Eating healthy is wonderful, and important. But people love to get carried away with the dietary health tips. One rule they love is, "only eat raw organic foods", because cooking destroys the "essentials" in foods. Some people love to save up all their money to spend on exotic small farm produce that's carted over by a pony and Farmer Brown. In fact, "eating right" can so consume them, and take up all their energies, that they often have little time for anything else in life. Doctors actually feel that there is a kind of eating disorder associated with going too far with eating right. They call it orthorexia nervosa, and they feel it's as serious as anorexia.
If there is any one thing among all health tips that deserves to be called a health demon, it has to be the multivitamin. Advances in an understanding of what vitamins were in the early 20th century, revolutionized public health. Quaint old diseases that were very common back then, scurvy from low vitamin C, beriberi from a lack of thiamine, rickets from low Vitamin D and such, came from how humanity then, had not enough food to go around. What people got to eat, didn't supply them with the vitamins they needed. So, the health establishment began to recommend vitamin supplements. While those were excellent for the time, they aren't really needed today, a time when reasonable nutrition standards are easily achieved all over. But the multivitamin habit is hard to kick, still. And from this comes vitamin overdosing. There were all kinds of reports now, that too much vitamin C can give you cancer, how too much vitamin E can give you a heart attack, and so on. The thing is, if you don't have a clear health problem you need to take extra vitamins for, you're best off leaving them alone.

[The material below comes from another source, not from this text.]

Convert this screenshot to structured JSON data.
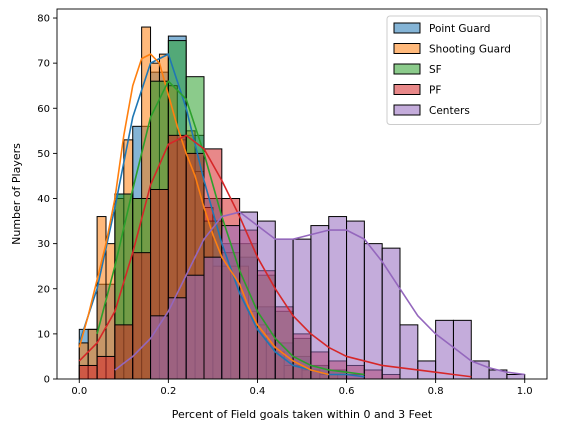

And of course, to include something from outside of the diet, how about a runner's knee? The health tips are always telling you that a regular run in the park, I can give you arthritis. The doctors got that from studying marathon runners long-term. But researchers have been following marathon runners long-term, and they find that nothing really happens to them after running for 20 years. They find that people who have sore knees and take a running, actually improve over time. If you have a good running technique, no one can fault you for exercise of this kind.
The basic rule with following health tips always seems to be, to follow your heart, and to not let an idea run away with you.